Bisphenol A-induced oxidative stress mediated by mitochondrial dysfunction triggers ferroptosis and apoptosis pathways in marine clams Meretrix petechialis
摘要
Bisphenol A (BPA) is a widely used chemical compound that has been shown to exert deleterious effects on living organisms. In aquatic species, the hepatopancreas, a key organ responsible for detoxification, is susceptible to damage, which can significantly impact the health and survival of these organisms. The effects of BPA on the hepatopancreas of Meretrix petechialis were investigated, for which M. petechialis were exposed to 0-, 1-, 10-, 100-µg/L BPA for 14 d.
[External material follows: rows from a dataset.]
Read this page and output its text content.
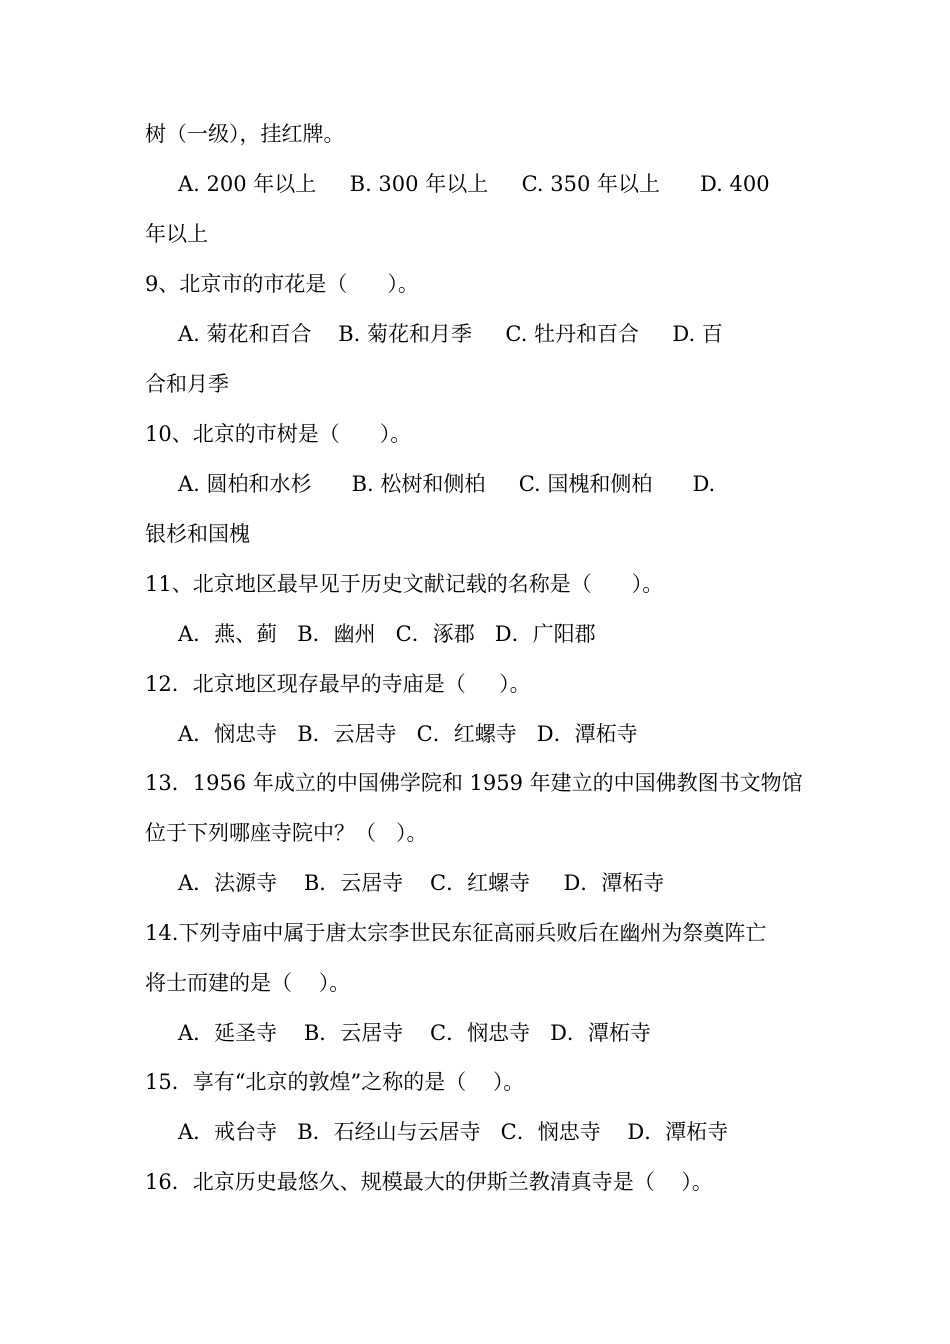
树（一级），挂红牌。
A. 200 年以上     B. 300 年以上     C. 350 年以上      D. 400
年以上
9、北京市的市花是（      ）。
A. 菊花和百合    B. 菊花和月季     C. 牡丹和百合     D. 百
合和月季
10、北京的市树是（      ）。
A. 圆柏和水杉      B. 松树和侧柏     C. 国槐和侧柏      D.
银杉和国槐
11、北京地区最早见于历史文献记载的名称是（      ）。
A．燕、蓟   B．幽州   C．涿郡   D．广阳郡
12．北京地区现存最早的寺庙是（     ）。
A．悯忠寺   B．云居寺   C．红螺寺   D．潭柘寺
13．1956 年成立的中国佛学院和 1959 年建立的中国佛教图书文物馆
位于下列哪座寺院中？（   ）。
A．法源寺    B．云居寺    C．红螺寺     D．潭柘寺
14.下列寺庙中属于唐太宗李世民东征高丽兵败后在幽州为祭奠阵亡
将士而建的是（    ）。
A．延圣寺    B．云居寺    C．悯忠寺   D．潭柘寺
15．享有“北京的敦煌”之称的是（    ）。
A．戒台寺   B．石经山与云居寺   C．悯忠寺    D．潭柘寺
16．北京历史最悠久、规模最大的伊斯兰教清真寺是（    ）。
Histopathological and ultrastructural analyses, including Hematoxylin and Eosin (H&E) staining and transmission electron microscopy (TEM), revealed that BPA exposure resulted in hepatopancreatic injury, mitochondrial damage, and an abnormal increase in autophagosomes. Transcriptome analysis further identified differentially expressed genes (DEGs) significantly associated with oxidative stress, apoptosis, and ferroptosis pathways. Following BPA exposure, levels of oxidative stress markers, such as hydrogen peroxide (H2O2), malondialdehyde (MDA), and superoxide dismutase (SOD) activity increased. In addition, ferroptosis-related indicators showed notable changes with increased tissue Fe2+ content and decreased glutathione peroxidase 4 (GPX4) activity. The TUNEL assay also indicated an increased abundance of apoptotic cells. Finally, qRT-PCR was performed, confirming the dysregulation of genes involved in ferroptosis, apoptosis, and autophagy. This study demonstrated that BPA exposure induces oxidative stress in M. petechialis, leading to histopathological damage, mitochondrial dysfunction, and an abnormal accumulation of autophagosomes, ultimately triggering the activation of ferroptosis and apoptosis pathways. These findings advanced our understanding of the toxicity mechanisms of BPA in marine bivalves and facilitated the risk assessment of BPA in aquatic environments.